Following the distribution of PHH shares to its stockholders (one PHH share for every 20 Cendant shares held), Standard & Poor's cut PPH's long-term counterparty rating one notch to triple-B and Moody's Investors Service lowered PHH's senior unsecured debt ratings to Baa3' from Baa1' and its commercial paper rating to P-3' from P-2'.
Despite the new servicer having lower ratings than its predecessor, the downgrades are immaterial to and are not likely to have an impact on Chesapeake Funding, PHH Corp.'s auto rental fleet ABS issuance vehicle, said Fouad Onbargi, director at Barclays Capital. "The bonds benefit from lease cashflow and fleet management receivables, which will not be impacted by the spin-off," Onbargi said. "PHH has been in the fleet leasing business for decades and there's going to be no change in management or operations so we think the fleet business will be run very efficiently."
Onbargi noted that the bonds are structured with enhancement levels that are many times greater than historical losses. "Losses are in the basis points as a percentage of debt issued, yet overcollateralization to triple-A is in the low-to-mid teens. The Chesapeake bonds include built in protections against any erosion to fleet management receivables balances to ensure liquidity for debt service," Onbargi added.
Looking forward, Onbargi added that he believes the new parent will continue securitizing, since it has become a key part of PHH's funding platform and there is market appetite for both the asset type and for Chesapeake's name. "I think the market is going to be very receptive to future issuance and it will continue to be an important part of [PHH's] funding mix," he said.
On a separate note, Cendant last week also set the terms for the initial public offering of its fuel card business unit, Wright Express, at 40 million common shares with the estimated price range of $19 to $21 a share, stated public information. Wright Express's spin-off is to be completed in the near future, said a source familiar with the transaction. In addition, JPMorgan Securities is leading the deal, which may be worth more than $1.2 billion.

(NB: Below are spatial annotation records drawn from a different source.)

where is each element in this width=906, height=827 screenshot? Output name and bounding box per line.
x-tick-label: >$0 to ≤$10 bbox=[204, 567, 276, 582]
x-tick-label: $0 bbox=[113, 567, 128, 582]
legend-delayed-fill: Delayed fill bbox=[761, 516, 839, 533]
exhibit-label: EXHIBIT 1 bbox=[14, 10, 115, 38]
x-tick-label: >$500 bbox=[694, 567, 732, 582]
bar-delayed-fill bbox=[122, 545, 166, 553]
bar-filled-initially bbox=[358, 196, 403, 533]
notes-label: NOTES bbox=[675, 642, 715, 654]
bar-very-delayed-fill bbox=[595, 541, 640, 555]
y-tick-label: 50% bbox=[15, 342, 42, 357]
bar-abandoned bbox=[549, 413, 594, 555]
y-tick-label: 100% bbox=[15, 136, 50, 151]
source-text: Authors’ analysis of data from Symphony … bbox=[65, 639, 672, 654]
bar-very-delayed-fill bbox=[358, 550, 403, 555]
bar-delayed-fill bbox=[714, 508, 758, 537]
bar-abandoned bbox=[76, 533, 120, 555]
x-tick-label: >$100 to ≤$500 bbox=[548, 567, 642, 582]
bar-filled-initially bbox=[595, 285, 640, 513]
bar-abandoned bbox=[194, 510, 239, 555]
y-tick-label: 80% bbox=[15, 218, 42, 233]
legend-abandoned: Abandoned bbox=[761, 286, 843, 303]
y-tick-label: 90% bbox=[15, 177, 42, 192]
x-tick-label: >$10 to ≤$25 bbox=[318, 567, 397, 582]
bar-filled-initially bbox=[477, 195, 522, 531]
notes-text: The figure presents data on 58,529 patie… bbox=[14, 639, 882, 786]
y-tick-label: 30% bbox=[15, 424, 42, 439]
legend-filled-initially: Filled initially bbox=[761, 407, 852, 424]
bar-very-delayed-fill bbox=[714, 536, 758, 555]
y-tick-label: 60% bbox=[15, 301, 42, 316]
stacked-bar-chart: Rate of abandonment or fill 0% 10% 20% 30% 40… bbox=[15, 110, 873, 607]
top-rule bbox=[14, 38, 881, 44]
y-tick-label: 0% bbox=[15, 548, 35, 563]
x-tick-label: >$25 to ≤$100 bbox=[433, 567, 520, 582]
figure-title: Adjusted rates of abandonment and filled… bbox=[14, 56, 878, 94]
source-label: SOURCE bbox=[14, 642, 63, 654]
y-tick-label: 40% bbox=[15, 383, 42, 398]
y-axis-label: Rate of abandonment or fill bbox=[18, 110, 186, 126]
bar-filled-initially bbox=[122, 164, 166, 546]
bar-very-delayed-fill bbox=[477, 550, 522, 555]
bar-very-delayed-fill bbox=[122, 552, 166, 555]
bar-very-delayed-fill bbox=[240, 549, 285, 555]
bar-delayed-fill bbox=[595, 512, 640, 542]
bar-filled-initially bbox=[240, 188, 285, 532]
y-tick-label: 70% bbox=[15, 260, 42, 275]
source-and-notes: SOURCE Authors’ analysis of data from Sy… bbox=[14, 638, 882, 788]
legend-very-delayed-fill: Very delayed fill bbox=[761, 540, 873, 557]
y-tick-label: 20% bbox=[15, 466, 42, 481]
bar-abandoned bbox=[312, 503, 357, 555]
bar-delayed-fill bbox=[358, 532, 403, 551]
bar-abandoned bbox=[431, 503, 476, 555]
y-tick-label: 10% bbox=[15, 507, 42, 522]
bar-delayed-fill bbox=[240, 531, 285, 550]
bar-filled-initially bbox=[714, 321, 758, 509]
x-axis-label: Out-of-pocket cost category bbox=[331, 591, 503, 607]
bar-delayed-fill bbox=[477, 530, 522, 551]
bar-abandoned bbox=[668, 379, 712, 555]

Alternatively, Cendant acquired Gullivers Travel Associates and Octopus Travel Group Ltd. in December 2004 for $1.1 billion and Orbitz, Inc. in September 2004 for $1.25 billion, said company information. Proceeds from the Wright Express and PHH spin-offs are speculated to go toward funding the acquisitions, stated public information.
"Cendant is positioning itself as a true travel and leisure company," Onbargi said. "[Cendant] has looked at some of its businesses and determined that mortgage and fleet leasing companies don't really fit the core Cendant strategy," Onbargi added.